La diaphane Saru est jouée par Mawra Hocane, actrice et animatrice pakistanaise, connue dans des séries télévisées très populaires. Peu entraînée à danser dans un film, elle incarne magistralement une jeune fille timide qui prend une boisson au cannabis et libère sa gaieté. Ses immenses yeux bruns, sa voix étouffée et parfois rauque transmettent toute sa tristesse de princesse abandonnée. Dans la scène de la salle de bain, tourné dans un hôtel en Afrique du Sud, elle est restée plus de 20 heures dans l’eau — en grande professionnelle — pour mener à bien un des moments les plus émouvants de l’histoire.
Le sombre Inder interprété par Harshvardan Rane (son interview à lire sur Fantastikindia) a acquis une musculature impeccable et son maquilleur lui a préparé des tatouages superbes. De même, son timbre de voix très grave souligne le sérieux et les tourments intérieurs de son personnage.
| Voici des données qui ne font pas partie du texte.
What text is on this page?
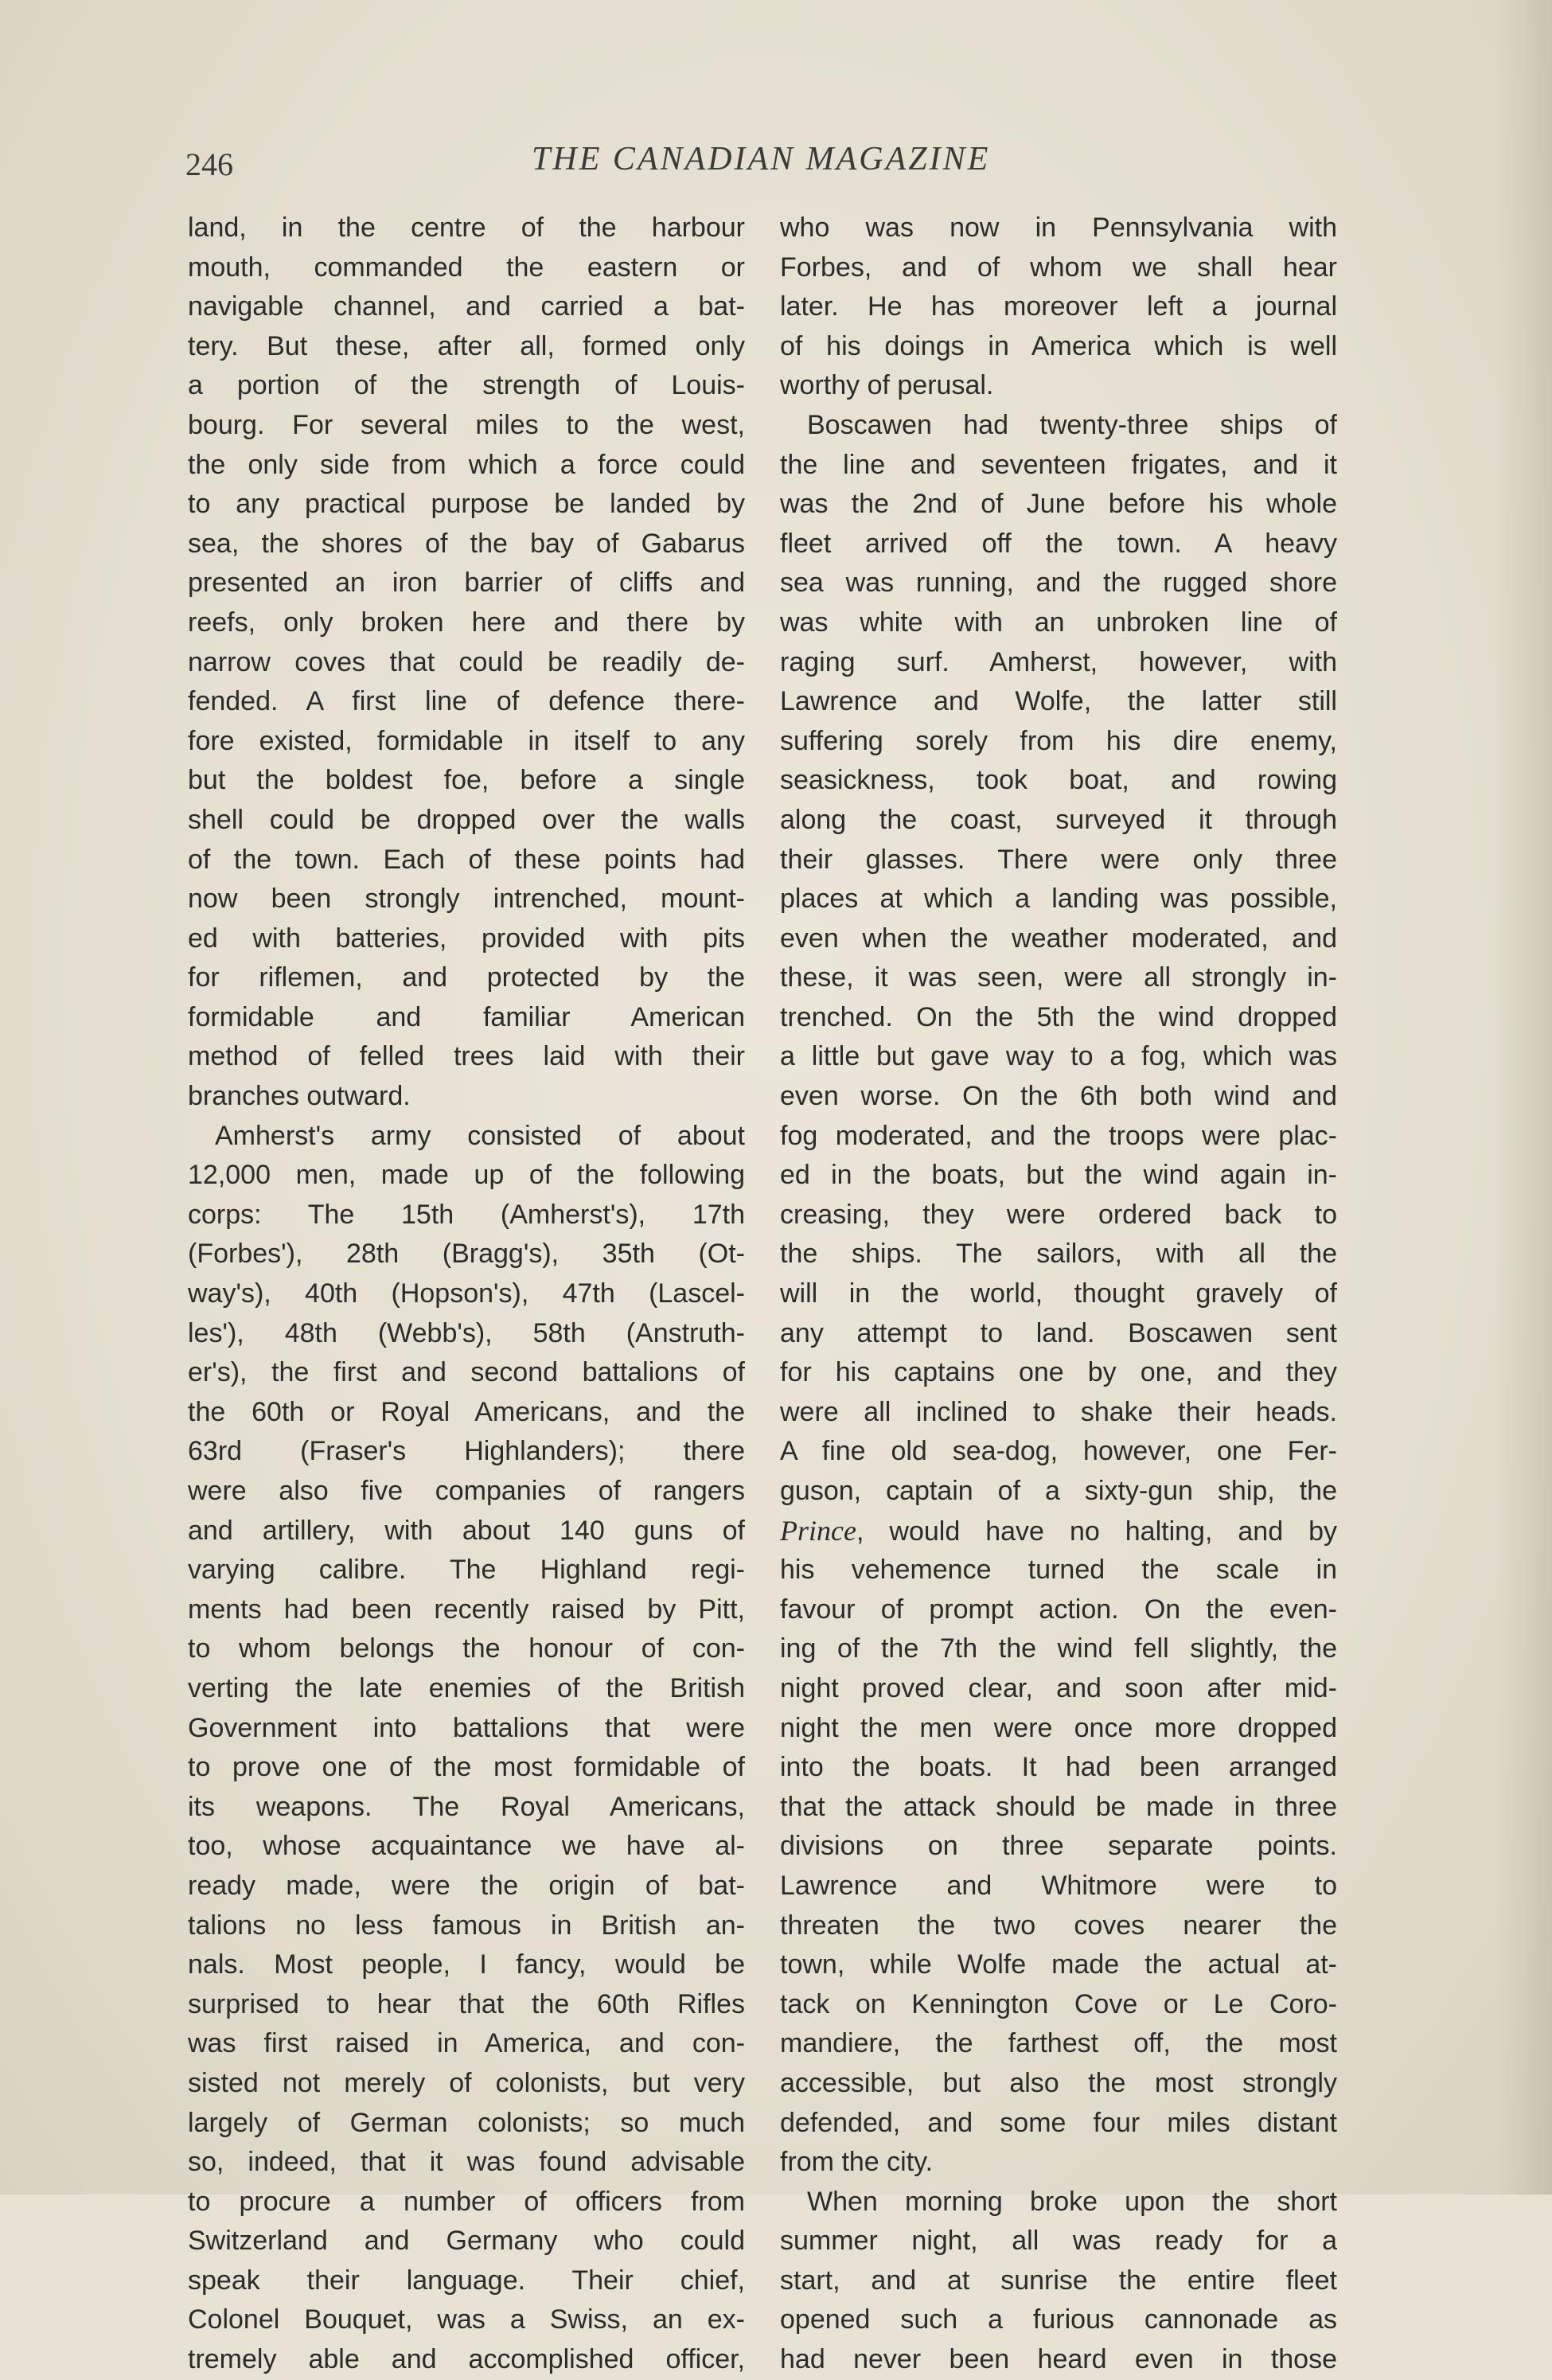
246	THE CANADIAN MAGAZINE
land, in the centre of the harbour
mouth, commanded the eastern or
navigable channel, and carried a bat-
tery. But these, after all, formed only
a portion of the strength of Louis-
bourg. For several miles to the west,
the only side from which a force could
to any practical purpose be landed by
sea, the shores of the bay of Gabarus
presented an iron barrier of cliffs and
reefs, only broken here and there by
narrow coves that could be readily de-
fended. A first line of defence there-
fore existed, formidable in itself to any
but the boldest foe, before a single
shell could be dropped over the walls
of the town. Each of these points had
now been strongly intrenched, mount-
ed with batteries, provided with pits
for riflemen, and protected by the
formidable and familiar American
method of felled trees laid with their
branches outward.
Amherst's army consisted of about
12,000 men, made up of the following
corps: The 15th (Amherst's), 17th
(Forbes'), 28th (Bragg's), 35th (Ot-
way's), 40th (Hopson's), 47th (Lascel-
les'), 48th (Webb's), 58th (Anstruth-
er's), the first and second battalions of
the 60th or Royal Americans, and the
63rd (Fraser's Highlanders); there
were also five companies of rangers
and artillery, with about 140 guns of
varying calibre. The Highland regi-
ments had been recently raised by Pitt,
to whom belongs the honour of con-
verting the late enemies of the British
Government into battalions that were
to prove one of the most formidable of
its weapons. The Royal Americans,
too, whose acquaintance we have al-
ready made, were the origin of bat-
talions no less famous in British an-
nals. Most people, I fancy, would be
surprised to hear that the 60th Rifles
was first raised in America, and con-
sisted not merely of colonists, but very
largely of German colonists; so much
so, indeed, that it was found advisable
to procure a number of officers from
Switzerland and Germany who could
speak their language. Their chief,
Colonel Bouquet, was a Swiss, an ex-
tremely able and accomplished officer,
who was now in Pennsylvania with
Forbes, and of whom we shall hear
later. He has moreover left a journal
of his doings in America which is well
worthy of perusal.
Boscawen had twenty-three ships of
the line and seventeen frigates, and it
was the 2nd of June before his whole
fleet arrived off the town. A heavy
sea was running, and the rugged shore
was white with an unbroken line of
raging surf. Amherst, however, with
Lawrence and Wolfe, the latter still
suffering sorely from his dire enemy,
seasickness, took boat, and rowing
along the coast, surveyed it through
their glasses. There were only three
places at which a landing was possible,
even when the weather moderated, and
these, it was seen, were all strongly in-
trenched. On the 5th the wind dropped
a little but gave way to a fog, which was
even worse. On the 6th both wind and
fog moderated, and the troops were plac-
ed in the boats, but the wind again in-
creasing, they were ordered back to
the ships. The sailors, with all the
will in the world, thought gravely of
any attempt to land. Boscawen sent
for his captains one by one, and they
were all inclined to shake their heads.
A fine old sea-dog, however, one Fer-
guson, captain of a sixty-gun ship, the
Prince, would have no halting, and by
his vehemence turned the scale in
favour of prompt action. On the even-
ing of the 7th the wind fell slightly, the
night proved clear, and soon after mid-
night the men were once more dropped
into the boats. It had been arranged
that the attack should be made in three
divisions on three separate points.
Lawrence and Whitmore were to
threaten the two coves nearer the
town, while Wolfe made the actual at-
tack on Kennington Cove or Le Coro-
mandiere, the farthest off, the most
accessible, but also the most strongly
defended, and some four miles distant
from the city.
When morning broke upon the short
summer night, all was ready for a
start, and at sunrise the entire fleet
opened such a furious cannonade as
had never been heard even in those
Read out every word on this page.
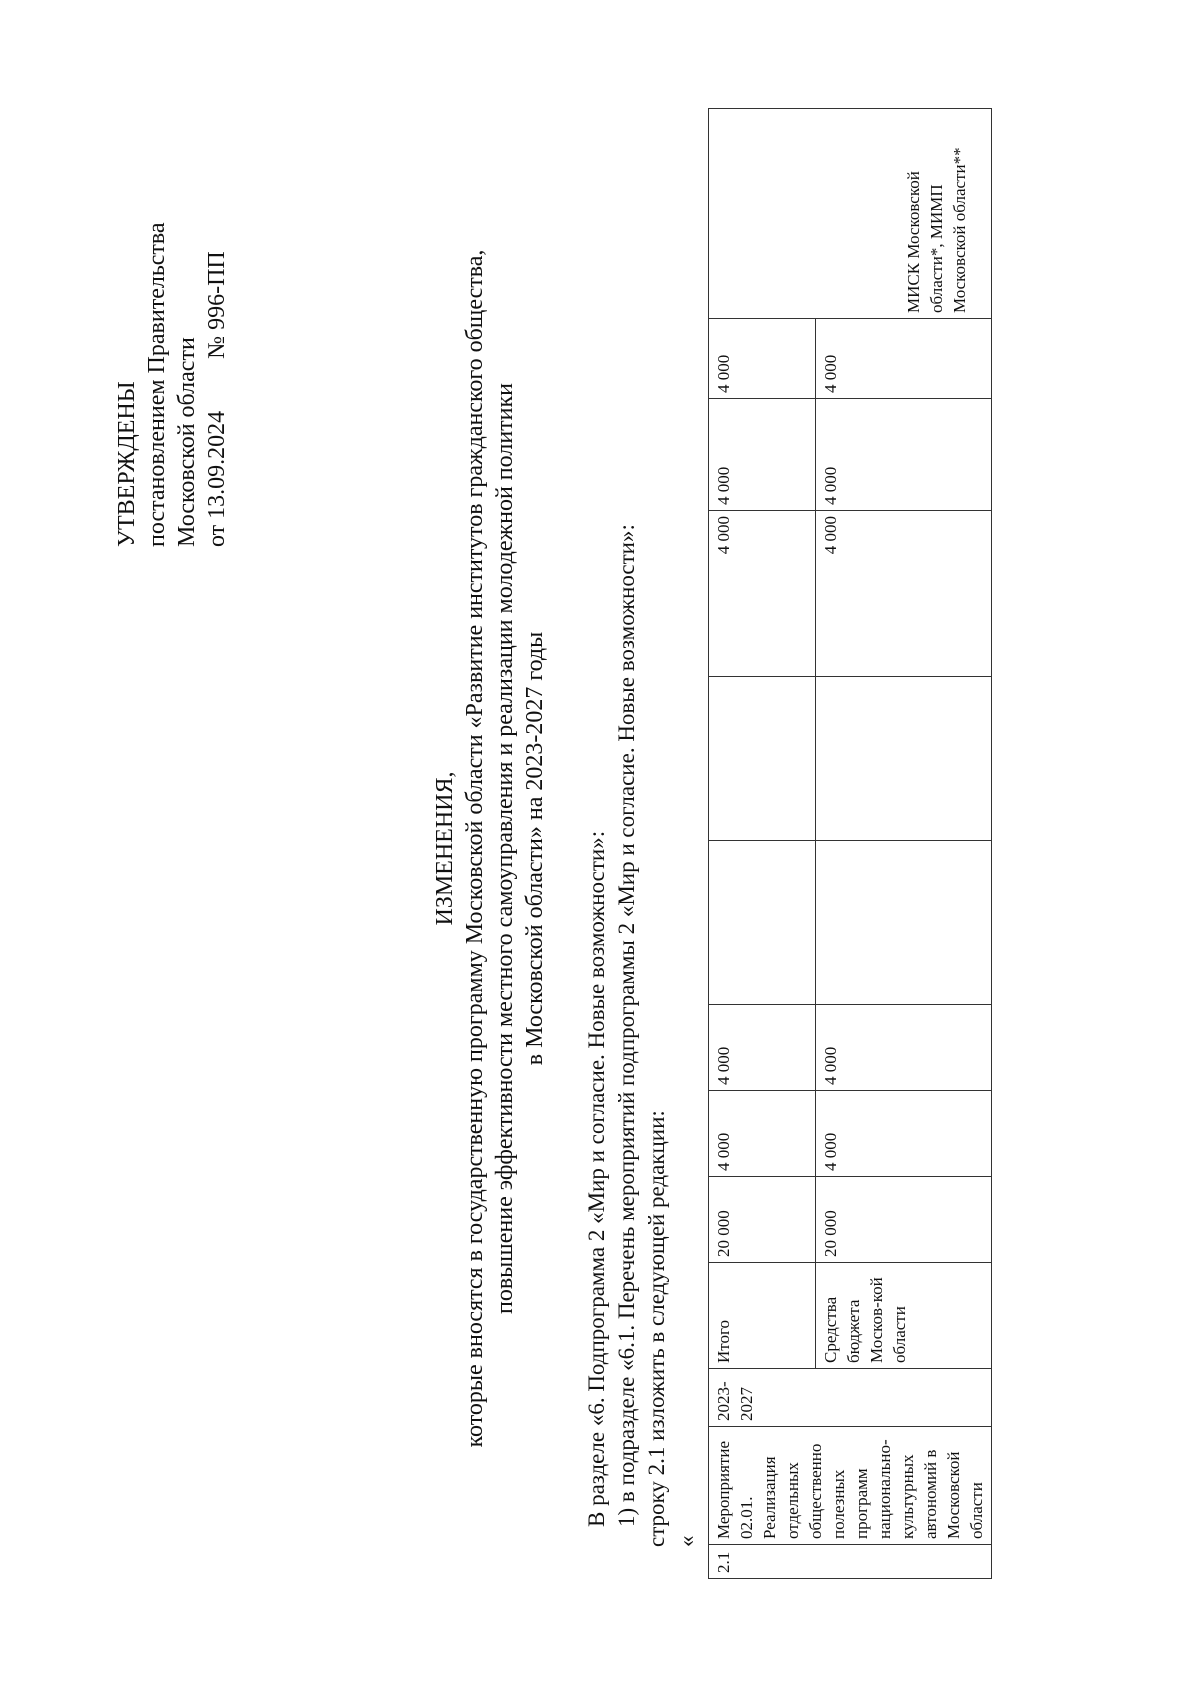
УТВЕРЖДЕНЫ постановлением Правительства Московской области от 13.09.2024  № 996-ПП
ИЗМЕНЕНИЯ, которые вносятся в государственную программу Московской области «Развитие институтов гражданского общества, повышение эффективности местного самоуправления и реализации молодежной политики в Московской области» на 2023-2027 годы В разделе «6. Подпрограмма 2 «Мир и согласие. Новые возможности»: 1) в подразделе «6.1. Перечень мероприятий подпрограммы 2 «Мир и согласие. Новые возможности»: строку 2.1 изложить в следующей редакции: «
2.1	Мероприятие 02.01. Реализация отдельных общественно полезных программ национально-культурных автономий в Московской области	2023-2027	Итого	20 000	4 000	4 000			4 000	4 000	4 000	МИСК Московской области*, МИМП Московской области**
			Средства бюджета Москов-кой области	20 000	4 000	4 000			4 000	4 000	4 000	
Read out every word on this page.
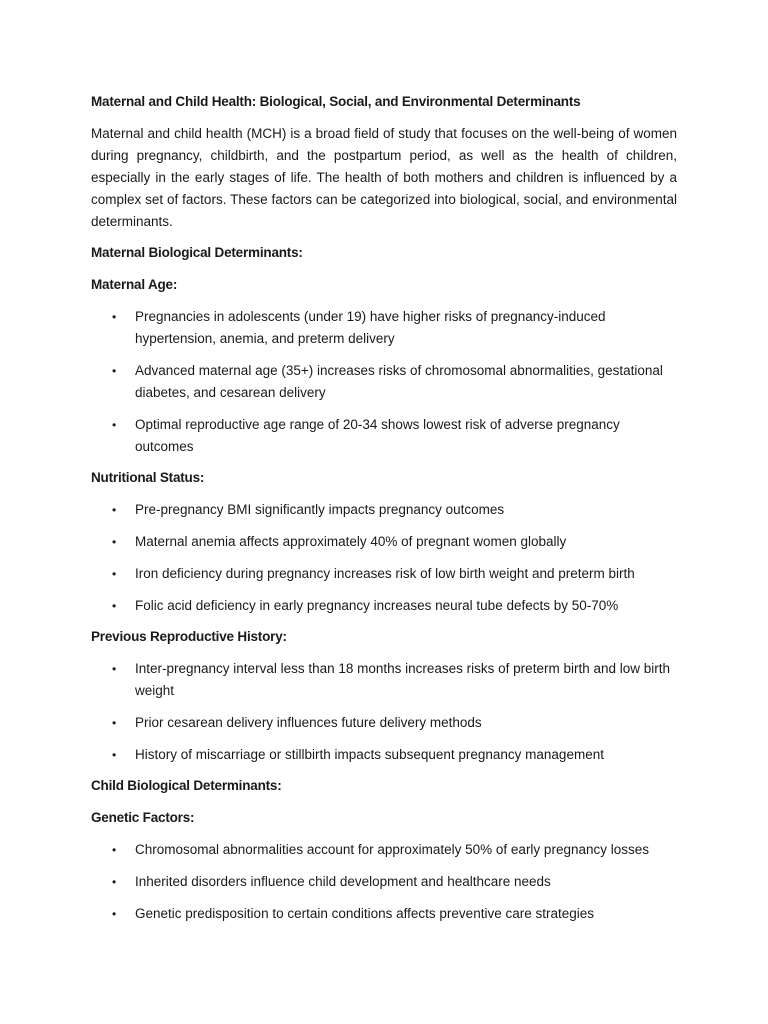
Maternal and Child Health: Biological, Social, and Environmental Determinants

Maternal and child health (MCH) is a broad field of study that focuses on the well-being of women during pregnancy, childbirth, and the postpartum period, as well as the health of children, especially in the early stages of life. The health of both mothers and children is influenced by a complex set of factors. These factors can be categorized into biological, social, and environmental determinants.

Maternal Biological Determinants:
Maternal Age:
• Pregnancies in adolescents (under 19) have higher risks of pregnancy-induced hypertension, anemia, and preterm delivery
• Advanced maternal age (35+) increases risks of chromosomal abnormalities, gestational diabetes, and cesarean delivery
• Optimal reproductive age range of 20-34 shows lowest risk of adverse pregnancy outcomes
Nutritional Status:
• Pre-pregnancy BMI significantly impacts pregnancy outcomes
• Maternal anemia affects approximately 40% of pregnant women globally
• Iron deficiency during pregnancy increases risk of low birth weight and preterm birth
• Folic acid deficiency in early pregnancy increases neural tube defects by 50-70%
Previous Reproductive History:
• Inter-pregnancy interval less than 18 months increases risks of preterm birth and low birth weight
• Prior cesarean delivery influences future delivery methods
• History of miscarriage or stillbirth impacts subsequent pregnancy management
Child Biological Determinants:
Genetic Factors:
• Chromosomal abnormalities account for approximately 50% of early pregnancy losses
• Inherited disorders influence child development and healthcare needs
• Genetic predisposition to certain conditions affects preventive care strategies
Si Mawra nous attire par sa beauté virginale et extériorise sa douleur, Harshvardhan la valorise par sa sobriété et sa violence retenue.
La figure paternelle hiératique, qui nous fait le détester, est interprétée par Manish Choudhary.
Les réalisateurs ont admirablement allié l’ambiance musicale et le jeu de leurs acteurs. La musique prolonge les scènes constituées parfois d’un simple échange de regards. La direction d’acteurs est magistrale pour rendre l’intensité amoureuse entre Saru et Inder. Ces réalisateurs spécialistes des scènes dansées et chantées de quelques très gros succès de Salman Khan ont mis toute leur expérience au service de l’éloquence des sentiments (lire leur interview).
Les thèmes musicaux sont des hymnes romantiques, intégrant les effleurements subtils. De nombreuses scènes ont une telle charge émotionnelle que vous resterez suspendus à chacun de leurs regards pour détecter le moment où l’un d’eux se dévoilera.
Sanam Teri Kasam n’est pas un pamphlet social qui critique la famille ou les traditions ancestrales. Il se focalise surtout sur ces personnages, emplis du désir de donner satisfaction aux aînés en s’oubliant à tel point que le monde doit bien les ramener à des relations réelles et non à celles désirées par les parents. Si la fin tire en longueur, elle nous permet d’apprendre pourquoi Inder a été condamné. Le père repentant sera bien évidemment pardonné par sa fille, mais sa confession n’appelle pas à la compassion. Il faut le dire ! Au seuil de la mort, Saru sera magnanime et encouragera son bien-aimé à se réconcilier avec son propre père. La fin est très mélodramatique et perd la fluidité et les bons enchaînements de la plus grande partie du film. Aucun des deux héros ne peut prendre réellement son destin en main dans l’étroitesse de leurs familles, mais l’amour intemporel sera leur victoire sur les terribles vicissitudes qu’ils doivent respectivement traverser.
Sanam Teri Kasam fait partie, à mon avis, des grands classiques romantiques du cinéma indien, une vraie petite pépite d’or dans le foule de films convenus. Ce genre cinématographique surexploité est encore capable de nous surprendre grâce à des réalisateurs talentueux comme Radhika Rao et Vinay Sapru.
Toutes les chansons et musiques sont réussies, donc j’encourage chacun à les écouter sur le net. Rien que la chanson-titre Sanam Teri Kasam, sans traduction des paroles, est une ode à l’amour inconditionnel. Dans cet extrait, Inder emmène Saru dans un ancien théâtre désaffecté pour lui montrer le mariage de sa sœur sur des écrans : superbe cadrage en lumière tamisée et capharnaüm féerique. C’est l’écrin parfait pour une chanson—déclaration d’amour, qui magnifie l’intimité de ces deux acteurs très prometteurs.